Bassist Jeff Turner of the Pittsburgh Symphony Orchestra will lead a concert by the 10th- through 12th-graders at 7 p.m. Jan. 12 in the school's auditorium. Admission is $5 at the door.

The concert will close the Pennsylvania Music Educators Association (PMEA) District 1 Orchestra Festival.

Concert goers also will hear Franz Schubert's “Unfinished Symphony (No. 8 in B Minor)” and portions of George Bizet's “Carmen Suite No. 1.”

“It's going to be high level ... a very pleasant experience,” said violinist Elisa Mata, host of the Jan. 10 to 12 festival, along with Pine-Richland School District.

Mata, 34, of Pine is the district's orchestra director and chief organizer of the festival.

“It's good for our students, and because I'm hosting, I can have a larger percentage of students participate,” said Mata, one of Pine-Richland School District's two string instrument teachers.

The PMEA annually sponsors similar orchestra festivals in a dozen geographical districts across Pennsylvania.

Band directors and music teachers in 40-plus school districts in Allegheny, Washington and Westmoreland counties auditioned or chose participants for the festival at Pine-Richland High School.

Ten Pine-Richland High School students will participate in the event: 10th grade violinists Christine Dawson and Joe Shannon; 10th grade flutist Jia Kim; 11th grade violinists Amelia Clarke, Abby Newell and Emily Reiling; 11th grade violist Woo Tae Kim; 12th grade violist Camille Boufford; 12th grade cellist Lauren Berlin; and 12th grade bassist Sam Lewis.

During the festivals, students will meet peers who share a serious dedication to musicianship, according to Mata. They also may audition to perform with PMEA-sponsored regional and state orchestras.

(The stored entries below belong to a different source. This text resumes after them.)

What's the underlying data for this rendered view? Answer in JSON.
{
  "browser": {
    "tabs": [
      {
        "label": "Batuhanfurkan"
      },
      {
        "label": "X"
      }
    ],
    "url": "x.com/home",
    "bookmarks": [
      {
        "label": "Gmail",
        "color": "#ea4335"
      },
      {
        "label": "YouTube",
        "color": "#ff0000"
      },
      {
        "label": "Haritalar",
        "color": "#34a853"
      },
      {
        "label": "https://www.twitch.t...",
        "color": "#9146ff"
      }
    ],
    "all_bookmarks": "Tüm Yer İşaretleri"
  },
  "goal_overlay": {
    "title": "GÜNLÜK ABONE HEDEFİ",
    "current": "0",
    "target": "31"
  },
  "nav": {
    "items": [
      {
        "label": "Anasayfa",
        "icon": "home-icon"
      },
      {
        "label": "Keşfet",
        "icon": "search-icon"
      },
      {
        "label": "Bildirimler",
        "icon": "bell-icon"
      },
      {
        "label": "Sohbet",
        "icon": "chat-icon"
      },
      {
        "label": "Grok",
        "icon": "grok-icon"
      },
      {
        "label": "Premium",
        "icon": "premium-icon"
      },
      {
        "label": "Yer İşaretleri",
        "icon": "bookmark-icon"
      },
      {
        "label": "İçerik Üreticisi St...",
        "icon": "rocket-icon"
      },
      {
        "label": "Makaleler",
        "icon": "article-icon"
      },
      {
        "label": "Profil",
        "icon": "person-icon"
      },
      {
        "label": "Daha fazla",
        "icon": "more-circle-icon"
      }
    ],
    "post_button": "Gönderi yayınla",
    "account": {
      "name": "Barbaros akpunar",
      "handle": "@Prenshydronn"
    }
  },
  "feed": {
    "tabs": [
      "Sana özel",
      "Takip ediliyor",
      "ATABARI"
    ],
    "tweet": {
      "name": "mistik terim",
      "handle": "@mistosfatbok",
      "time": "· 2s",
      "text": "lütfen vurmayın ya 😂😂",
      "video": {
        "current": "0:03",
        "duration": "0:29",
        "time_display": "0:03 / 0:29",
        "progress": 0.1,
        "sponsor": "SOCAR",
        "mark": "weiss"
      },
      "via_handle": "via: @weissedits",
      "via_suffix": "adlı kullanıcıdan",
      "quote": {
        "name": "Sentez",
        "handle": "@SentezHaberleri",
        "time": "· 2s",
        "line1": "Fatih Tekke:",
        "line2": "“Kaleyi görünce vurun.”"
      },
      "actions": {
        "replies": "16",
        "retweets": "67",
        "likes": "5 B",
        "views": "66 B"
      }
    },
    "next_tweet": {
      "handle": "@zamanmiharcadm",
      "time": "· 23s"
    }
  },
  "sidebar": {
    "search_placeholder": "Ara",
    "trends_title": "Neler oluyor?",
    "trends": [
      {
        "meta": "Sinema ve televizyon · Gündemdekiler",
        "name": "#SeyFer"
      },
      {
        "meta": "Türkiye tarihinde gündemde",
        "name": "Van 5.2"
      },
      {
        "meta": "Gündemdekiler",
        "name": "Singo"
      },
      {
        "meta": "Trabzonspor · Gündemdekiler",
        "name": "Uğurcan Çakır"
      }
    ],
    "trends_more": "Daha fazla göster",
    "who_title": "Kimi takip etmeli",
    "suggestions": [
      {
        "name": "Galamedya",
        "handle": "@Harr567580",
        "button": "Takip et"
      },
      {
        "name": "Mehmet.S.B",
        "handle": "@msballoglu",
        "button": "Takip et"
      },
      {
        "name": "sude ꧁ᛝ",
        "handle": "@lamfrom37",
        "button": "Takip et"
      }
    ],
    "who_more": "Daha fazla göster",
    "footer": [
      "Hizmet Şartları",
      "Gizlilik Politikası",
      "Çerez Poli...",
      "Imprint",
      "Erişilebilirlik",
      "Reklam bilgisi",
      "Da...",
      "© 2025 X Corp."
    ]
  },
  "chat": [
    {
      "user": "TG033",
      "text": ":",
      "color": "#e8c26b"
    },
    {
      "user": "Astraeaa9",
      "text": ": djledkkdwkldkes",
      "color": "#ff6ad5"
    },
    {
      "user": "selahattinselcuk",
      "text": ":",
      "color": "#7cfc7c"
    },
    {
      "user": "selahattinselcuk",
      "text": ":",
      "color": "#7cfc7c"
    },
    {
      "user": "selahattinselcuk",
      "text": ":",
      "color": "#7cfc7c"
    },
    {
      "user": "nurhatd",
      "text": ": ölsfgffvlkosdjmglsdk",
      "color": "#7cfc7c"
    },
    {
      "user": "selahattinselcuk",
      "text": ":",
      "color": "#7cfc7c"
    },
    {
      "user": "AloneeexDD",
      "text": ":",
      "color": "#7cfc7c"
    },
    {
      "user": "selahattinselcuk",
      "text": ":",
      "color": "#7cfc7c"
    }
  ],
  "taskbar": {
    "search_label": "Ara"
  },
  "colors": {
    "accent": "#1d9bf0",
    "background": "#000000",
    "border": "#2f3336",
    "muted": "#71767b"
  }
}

A banquet and two days of intense rehearsals with Turner and other professional musicians will precede the teenagers' festival-closing concert.

“They're working with a college-level conductor ... He's played with and been around all the great players in the world,” Mata said. “You're giving them an opportunity to play really high-level music.”

Turner taught Mata at Duquesne University, where Turner directs the Duquesne Symphony Orchestra and Mata received a bachelor's degree in violin performance and music education, plus, an artist's diploma — similar to a master's degree — in violin performance.

“He's a great person, super organized,” Mata said about Turner.

Mata's parents introduced her to the violin as a toddler through the Suzuki method of violin training.

Mata now plays violin in the Wheeling Symphony Orchestra and Butler Symphony Orchestra. She also performs with her husband — violist and violinist Jhonnatan Mata — in the Mata String Quartet.